Je suis allé me promener dans les environs et j’ai découvert qu’à un peu moins d’un kilomètre il y a une énorme cheminée en basalte noir. Elle est très impressionnante. Malgré les broussailles envahissantes, j’en ai fait le tour et j’ai trouvé une entrée. Il y a une grande porte métallique située sur le côté du bâtiment. Elle est sans doute très solide, car elle est renforcée de barres de fer fixées avec de gros rivets. Elle doit être très ancienne, peut-être date-t-elle de l’époque où la cheminée fut construite. Je suis allé chercher dans les archives de la ville et j’ai découvert qu’il existait jadis des mines d’agent dans la région. Cette cheminée devait appartenir à une des fonderies. Il semble aussi que des galeries parcourent les sous-sols depuis cette époque. Toute cette industrie a disparu au début du siècle. Cela doit donc faire plus de quatre-vingts ans que cette porte est close ! Pour avoir une vision plus générale de la construction, je suis monté à « la chapelle du comte », c’est un bâtiment où sont enterrés les nobles de Pontmalduit. Elle est située sur un escarpement basaltique adjacent au cimetière, et par bonheur placée en face de la cheminée. Il est possible d’y accéder par un sentier forestier trop étroit pour une voiture, mais assez large pour que deux piétons puissent se croiser. Au détour du dernier virage, le petit monument apparaît, charmant et solitaire, au milieu des arbres. Après quelques marches, un chemin de dalles permet de faire le tour de l’édifice. De là-haut, le panorama est superbe. Sur la gauche se trouve le château de Pontmalduit, à côté du village. La cheminée étant juste devant moi, armé de fortes jumelles achetées au magasin de chasse et pêche, j’ai pu examiner plus en détail l’imposante construction, mais ne détectait rien de bien intéressant. Je suis redescendu, un peu déçu de ne pas avoir fait de découverte incroyable.

Je ne sais pas si je te l’ai dit, mais les anciens propriétaires m’ont laissé, dans la cave, un bric-à-brac impressionnant, composé d’objets cassés ou inutiles. Je vais sans doute passer les prochains week-ends à faire le tri dans cet épouvantable fatras et je te tiendrai au courant de mes explorations. Peut-être trouverai-je assez de trésors pour participer à une brocante.

À bientôt le plaisir de te lire.

Ton ami, Christian.

Pontmalduit, le 5 octobre 1986,

Mon cher Raymond,

J’espère que tu vas bien. Je vais te raconter la petite aventure qui m’est arrivée. Dans un lieu aussi calme que Pontmalduit, vivre une telle chose est incroyable !

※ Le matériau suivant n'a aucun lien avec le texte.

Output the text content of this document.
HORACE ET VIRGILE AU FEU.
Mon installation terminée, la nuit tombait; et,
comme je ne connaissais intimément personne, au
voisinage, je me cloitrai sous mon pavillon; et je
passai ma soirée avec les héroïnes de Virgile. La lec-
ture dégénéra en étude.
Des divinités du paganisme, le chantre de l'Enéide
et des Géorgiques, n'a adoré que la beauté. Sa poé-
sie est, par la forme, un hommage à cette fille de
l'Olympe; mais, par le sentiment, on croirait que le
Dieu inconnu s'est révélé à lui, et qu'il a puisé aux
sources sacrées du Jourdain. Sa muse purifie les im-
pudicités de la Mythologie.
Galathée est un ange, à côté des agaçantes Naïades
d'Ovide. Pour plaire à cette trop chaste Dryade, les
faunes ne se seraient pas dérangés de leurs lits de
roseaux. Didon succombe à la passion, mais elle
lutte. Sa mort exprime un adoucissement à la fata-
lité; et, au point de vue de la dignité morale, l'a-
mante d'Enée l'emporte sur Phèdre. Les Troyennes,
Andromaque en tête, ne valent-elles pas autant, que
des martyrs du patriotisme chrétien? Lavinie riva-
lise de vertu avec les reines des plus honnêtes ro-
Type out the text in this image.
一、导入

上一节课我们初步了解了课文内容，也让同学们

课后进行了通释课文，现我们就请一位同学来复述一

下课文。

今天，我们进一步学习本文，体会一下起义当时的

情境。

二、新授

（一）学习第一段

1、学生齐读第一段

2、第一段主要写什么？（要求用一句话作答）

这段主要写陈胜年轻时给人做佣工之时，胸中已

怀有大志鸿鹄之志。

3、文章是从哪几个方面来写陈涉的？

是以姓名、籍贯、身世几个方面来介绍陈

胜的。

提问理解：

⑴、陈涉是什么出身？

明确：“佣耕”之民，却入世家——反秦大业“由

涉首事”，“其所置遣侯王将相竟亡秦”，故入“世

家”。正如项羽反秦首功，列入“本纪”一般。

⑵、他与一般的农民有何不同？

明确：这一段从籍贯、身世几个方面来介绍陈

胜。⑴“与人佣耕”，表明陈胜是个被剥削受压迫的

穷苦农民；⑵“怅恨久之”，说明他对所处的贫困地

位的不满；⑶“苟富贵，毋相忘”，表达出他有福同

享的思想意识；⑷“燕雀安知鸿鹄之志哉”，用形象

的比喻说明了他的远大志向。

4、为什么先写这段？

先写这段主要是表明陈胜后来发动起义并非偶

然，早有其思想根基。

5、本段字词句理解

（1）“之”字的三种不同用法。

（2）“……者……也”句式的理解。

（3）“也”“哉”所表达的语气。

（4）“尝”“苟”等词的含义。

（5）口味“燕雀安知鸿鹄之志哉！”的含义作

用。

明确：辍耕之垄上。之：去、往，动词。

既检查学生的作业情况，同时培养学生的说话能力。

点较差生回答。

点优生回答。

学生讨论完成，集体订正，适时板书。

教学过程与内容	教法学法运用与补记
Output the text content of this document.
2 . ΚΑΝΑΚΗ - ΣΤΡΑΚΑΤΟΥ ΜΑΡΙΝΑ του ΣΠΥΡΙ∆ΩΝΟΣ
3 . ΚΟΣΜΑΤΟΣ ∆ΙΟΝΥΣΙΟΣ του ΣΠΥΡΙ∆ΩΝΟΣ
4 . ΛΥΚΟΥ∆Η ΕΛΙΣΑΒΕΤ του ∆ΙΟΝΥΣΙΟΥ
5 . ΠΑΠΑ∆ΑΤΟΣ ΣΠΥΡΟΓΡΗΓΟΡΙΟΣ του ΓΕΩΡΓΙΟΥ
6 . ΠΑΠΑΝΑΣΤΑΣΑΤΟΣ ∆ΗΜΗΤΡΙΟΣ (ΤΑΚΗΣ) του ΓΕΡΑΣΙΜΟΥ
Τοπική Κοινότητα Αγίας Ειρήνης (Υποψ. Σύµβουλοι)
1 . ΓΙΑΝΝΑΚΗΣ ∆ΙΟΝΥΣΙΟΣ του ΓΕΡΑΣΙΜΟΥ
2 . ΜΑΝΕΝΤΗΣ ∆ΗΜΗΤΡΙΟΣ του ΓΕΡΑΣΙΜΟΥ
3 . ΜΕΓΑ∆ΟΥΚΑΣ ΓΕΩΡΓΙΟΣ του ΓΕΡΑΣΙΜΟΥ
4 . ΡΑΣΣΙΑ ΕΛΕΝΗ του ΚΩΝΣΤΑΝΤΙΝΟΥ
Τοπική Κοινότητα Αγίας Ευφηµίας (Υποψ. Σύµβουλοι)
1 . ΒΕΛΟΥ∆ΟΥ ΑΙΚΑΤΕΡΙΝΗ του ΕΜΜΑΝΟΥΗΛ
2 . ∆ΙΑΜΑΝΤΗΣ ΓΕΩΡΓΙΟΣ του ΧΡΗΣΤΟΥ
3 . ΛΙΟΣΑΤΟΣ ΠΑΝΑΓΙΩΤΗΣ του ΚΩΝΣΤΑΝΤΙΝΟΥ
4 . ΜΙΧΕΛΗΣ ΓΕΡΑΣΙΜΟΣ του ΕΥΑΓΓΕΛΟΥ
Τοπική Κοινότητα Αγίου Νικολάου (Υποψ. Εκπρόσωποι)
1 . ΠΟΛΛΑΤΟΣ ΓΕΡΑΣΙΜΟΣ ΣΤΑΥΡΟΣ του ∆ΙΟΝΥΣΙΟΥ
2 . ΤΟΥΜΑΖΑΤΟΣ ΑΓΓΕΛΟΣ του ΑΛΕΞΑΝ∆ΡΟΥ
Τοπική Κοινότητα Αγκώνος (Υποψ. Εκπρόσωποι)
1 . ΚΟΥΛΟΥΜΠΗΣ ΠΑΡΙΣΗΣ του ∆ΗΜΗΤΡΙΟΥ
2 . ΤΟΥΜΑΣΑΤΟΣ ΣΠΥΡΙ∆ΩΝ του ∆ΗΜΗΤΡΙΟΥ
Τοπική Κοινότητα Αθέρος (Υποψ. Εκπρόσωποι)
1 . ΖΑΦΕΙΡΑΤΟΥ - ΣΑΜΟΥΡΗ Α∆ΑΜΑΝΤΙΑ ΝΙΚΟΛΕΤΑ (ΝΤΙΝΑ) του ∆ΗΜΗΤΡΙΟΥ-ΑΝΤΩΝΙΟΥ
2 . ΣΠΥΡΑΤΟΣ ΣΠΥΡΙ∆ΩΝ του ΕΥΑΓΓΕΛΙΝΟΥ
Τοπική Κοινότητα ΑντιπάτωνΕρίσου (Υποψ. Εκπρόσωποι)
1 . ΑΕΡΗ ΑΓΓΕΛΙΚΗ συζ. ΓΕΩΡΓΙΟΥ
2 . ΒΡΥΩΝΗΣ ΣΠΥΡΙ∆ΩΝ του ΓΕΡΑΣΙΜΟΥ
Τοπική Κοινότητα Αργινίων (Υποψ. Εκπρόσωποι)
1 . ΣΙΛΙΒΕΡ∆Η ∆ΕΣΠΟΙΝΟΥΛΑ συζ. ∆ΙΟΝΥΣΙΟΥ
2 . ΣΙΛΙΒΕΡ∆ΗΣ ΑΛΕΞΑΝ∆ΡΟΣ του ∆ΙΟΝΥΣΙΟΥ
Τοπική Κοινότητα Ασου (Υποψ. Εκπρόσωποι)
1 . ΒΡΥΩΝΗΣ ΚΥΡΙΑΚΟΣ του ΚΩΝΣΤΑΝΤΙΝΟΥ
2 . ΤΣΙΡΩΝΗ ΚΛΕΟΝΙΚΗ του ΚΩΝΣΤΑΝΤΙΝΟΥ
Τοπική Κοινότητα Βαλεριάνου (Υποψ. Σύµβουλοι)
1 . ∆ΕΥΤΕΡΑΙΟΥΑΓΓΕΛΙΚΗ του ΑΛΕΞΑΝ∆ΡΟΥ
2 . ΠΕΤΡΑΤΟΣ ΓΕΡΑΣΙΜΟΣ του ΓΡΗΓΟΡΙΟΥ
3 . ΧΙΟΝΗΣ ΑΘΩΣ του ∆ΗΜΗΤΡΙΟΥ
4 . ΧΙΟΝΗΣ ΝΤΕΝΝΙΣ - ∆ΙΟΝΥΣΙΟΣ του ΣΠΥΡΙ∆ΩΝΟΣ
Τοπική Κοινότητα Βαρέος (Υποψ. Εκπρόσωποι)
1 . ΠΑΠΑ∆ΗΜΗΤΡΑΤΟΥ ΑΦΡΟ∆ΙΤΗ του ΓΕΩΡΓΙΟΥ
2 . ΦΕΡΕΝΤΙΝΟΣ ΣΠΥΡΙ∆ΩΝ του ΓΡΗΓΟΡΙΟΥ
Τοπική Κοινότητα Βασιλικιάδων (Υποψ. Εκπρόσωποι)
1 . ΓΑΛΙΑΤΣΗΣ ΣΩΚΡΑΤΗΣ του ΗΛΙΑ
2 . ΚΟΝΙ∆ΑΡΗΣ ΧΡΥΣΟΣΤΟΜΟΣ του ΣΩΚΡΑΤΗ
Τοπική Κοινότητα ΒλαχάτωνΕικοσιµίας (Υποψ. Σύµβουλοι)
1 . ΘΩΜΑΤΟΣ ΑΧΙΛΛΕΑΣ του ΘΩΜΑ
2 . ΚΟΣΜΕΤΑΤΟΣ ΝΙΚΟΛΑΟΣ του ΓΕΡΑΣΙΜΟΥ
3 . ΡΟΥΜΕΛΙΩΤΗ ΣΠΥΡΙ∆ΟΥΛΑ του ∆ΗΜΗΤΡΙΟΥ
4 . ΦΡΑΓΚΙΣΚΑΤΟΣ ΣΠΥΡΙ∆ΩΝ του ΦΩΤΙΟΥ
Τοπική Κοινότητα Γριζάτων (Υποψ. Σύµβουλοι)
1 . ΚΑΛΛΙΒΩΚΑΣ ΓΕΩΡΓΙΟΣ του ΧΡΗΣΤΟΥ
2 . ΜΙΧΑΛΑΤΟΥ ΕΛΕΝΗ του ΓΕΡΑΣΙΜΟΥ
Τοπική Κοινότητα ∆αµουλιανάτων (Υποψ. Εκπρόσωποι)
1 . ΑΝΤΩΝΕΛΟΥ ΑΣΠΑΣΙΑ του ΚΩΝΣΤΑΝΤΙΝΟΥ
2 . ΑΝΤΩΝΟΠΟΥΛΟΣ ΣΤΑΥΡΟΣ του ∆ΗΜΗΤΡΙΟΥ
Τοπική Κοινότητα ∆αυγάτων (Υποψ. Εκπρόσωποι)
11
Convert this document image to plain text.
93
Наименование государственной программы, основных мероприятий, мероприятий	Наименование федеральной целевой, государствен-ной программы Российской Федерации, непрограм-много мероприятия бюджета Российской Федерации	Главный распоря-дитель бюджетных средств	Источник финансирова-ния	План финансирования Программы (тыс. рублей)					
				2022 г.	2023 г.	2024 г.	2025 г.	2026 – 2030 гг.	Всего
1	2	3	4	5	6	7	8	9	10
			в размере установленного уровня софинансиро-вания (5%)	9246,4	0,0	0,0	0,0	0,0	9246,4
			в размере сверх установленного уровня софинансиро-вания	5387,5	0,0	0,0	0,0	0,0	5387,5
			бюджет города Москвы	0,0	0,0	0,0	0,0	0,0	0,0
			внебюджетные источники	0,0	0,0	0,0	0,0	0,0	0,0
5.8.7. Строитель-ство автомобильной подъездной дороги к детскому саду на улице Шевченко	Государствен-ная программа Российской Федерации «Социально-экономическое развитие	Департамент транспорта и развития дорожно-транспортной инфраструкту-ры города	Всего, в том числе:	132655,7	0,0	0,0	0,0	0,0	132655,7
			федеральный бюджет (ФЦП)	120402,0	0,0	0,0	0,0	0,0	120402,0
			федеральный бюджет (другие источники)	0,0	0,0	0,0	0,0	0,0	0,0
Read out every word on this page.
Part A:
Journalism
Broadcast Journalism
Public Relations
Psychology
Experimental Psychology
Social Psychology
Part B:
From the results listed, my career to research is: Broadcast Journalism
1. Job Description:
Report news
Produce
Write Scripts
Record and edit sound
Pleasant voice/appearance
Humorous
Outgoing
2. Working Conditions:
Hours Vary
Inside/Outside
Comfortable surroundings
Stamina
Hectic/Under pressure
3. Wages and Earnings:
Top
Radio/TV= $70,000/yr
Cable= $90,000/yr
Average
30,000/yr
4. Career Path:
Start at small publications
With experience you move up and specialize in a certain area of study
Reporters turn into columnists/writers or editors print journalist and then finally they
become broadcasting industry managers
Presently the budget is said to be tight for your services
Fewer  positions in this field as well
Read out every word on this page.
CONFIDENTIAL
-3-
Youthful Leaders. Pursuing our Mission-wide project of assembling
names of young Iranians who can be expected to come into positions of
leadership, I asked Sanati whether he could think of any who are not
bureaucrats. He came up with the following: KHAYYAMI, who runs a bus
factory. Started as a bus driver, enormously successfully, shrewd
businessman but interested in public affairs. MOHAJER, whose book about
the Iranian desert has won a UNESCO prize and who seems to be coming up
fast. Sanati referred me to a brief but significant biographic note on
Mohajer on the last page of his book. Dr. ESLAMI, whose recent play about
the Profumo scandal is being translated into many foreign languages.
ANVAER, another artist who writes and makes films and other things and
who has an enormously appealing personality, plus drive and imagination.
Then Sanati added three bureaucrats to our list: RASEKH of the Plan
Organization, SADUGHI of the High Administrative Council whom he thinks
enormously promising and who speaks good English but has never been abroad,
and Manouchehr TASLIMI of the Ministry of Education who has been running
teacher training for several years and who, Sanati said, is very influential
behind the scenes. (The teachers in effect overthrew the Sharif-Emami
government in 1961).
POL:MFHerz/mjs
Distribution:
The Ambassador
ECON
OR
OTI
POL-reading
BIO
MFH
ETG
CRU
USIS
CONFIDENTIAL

Le froid est tombé sur la région, et il faut maintenant des manteaux pour sortir. J’ai pu allumer mon premier feu de bois dans la cheminée. Je suis frileux et je n’ai pas le tempérament des montagnards du coin. J’ai fini de dégager la cave, la plupart des bricoles que j’ai triées sont parties à la décharge, mais j’ai pu récupérer un tourne-disque, quelques 45 tours et un livre qui me semble intéressant. C’est un genre de vieux grimoire contenant des symboles étranges, dans une langue qui m’est inconnue. Honnêtement, cela ressemble à un attrape-nigaud. J’ai tenté d’effectuer quelques recherches à son sujet, mais je n’ai pas trouvé grand-chose. J’essaierai de creuser cela à l’université Laplace quand j’aurai plus de temps. Une fois la cave dégagée, j’ai découvert une porte du même genre que celle de la cheminée : massive, renforcée de barres de métal et fixée avec de gros rivets. Mais cette fois, il y avait une clé dans la serrure. C’est avec surprise qu’elle a parfaitement joué et que le battant s’est ouvert sans difficulté. C’est étonnant : elle semble très ancienne. Elle donne sur une sorte de tunnel sombre, qui sent la terre et le renfermé. Un fort courant d’air froid s’échappe aussi du souterrain. J’ai prévu d’aller acheter une torche électrique pour l’explorer, mais je devrais attendre demain. Il est tout de même étrange qu’un chemin enfoui arrive jusque dans ma cave. Peut-être est-ce un ancien passage secret de contrebandiers ? Je continuerai ma lettre, une fois que j’aurai examiné le tunnel.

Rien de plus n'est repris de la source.